How does this work in practice?

Here is an example of how the new pathway will work for Samira, 70, who is experiencing growing hip pain and stiffness. 

Elective orthopaedic care - Samira case study


What benefits will be delivered?

Care will be of a consistently high quality, benefitting from latest best practice and research, provided by clinical teams that are highly skilled in their procedures – we expect to see a reduction in surgical complications and length of stay.

All orthopaedic surgery patients will have faster and fairer access to surgery, as we will be able to use the capacity created in other north west London hospitals for surgical patients who have more complex needs and for other specialties.

Patients at the elective orthopaedic centre are much less likely to have their operation postponed due to emergency care pressures as the Central Middlesex is completely separated from emergency services. 

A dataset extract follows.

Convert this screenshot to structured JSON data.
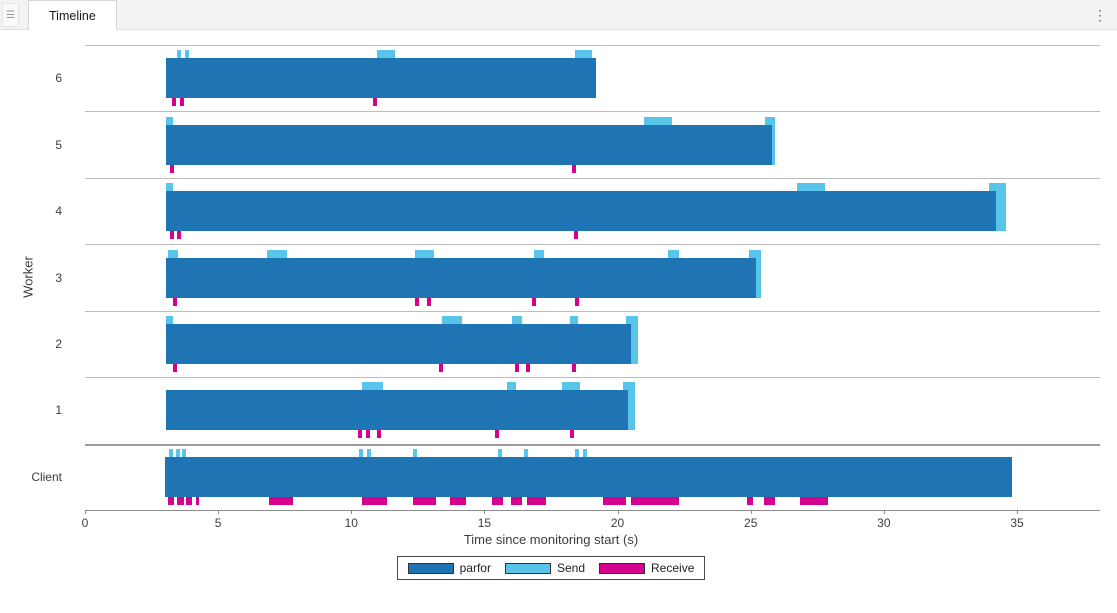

The elective orthopaedic centre will be extremely efficient, enabling more patients to be treated at a lower cost per operation.

Staff will have more opportunities to develop their skills and experience.


We have put a strong focus on ensuring equity throughout the development of our proposal – we have used an integrated impact assessment, alongside our consultation feedback to identify key challenges and possible responses. We know that people from black, Asian and other minority ethnic communities are less likely to seek orthopaedic surgery than other groups. We will be undertaking more detailed waiting list monitoring and improving communications, engagement and support. We want to make the most of digital and other technological advances without leaving anyone behind. We are tackling this issue across all of our services and will roll out new responses to support the new clinical model, including tailored communications and face-to-face service options for patients who do not want – or are not able – to use digital platforms. We will also offer interested patients help with building and using their digital skills to support their health and healthcare.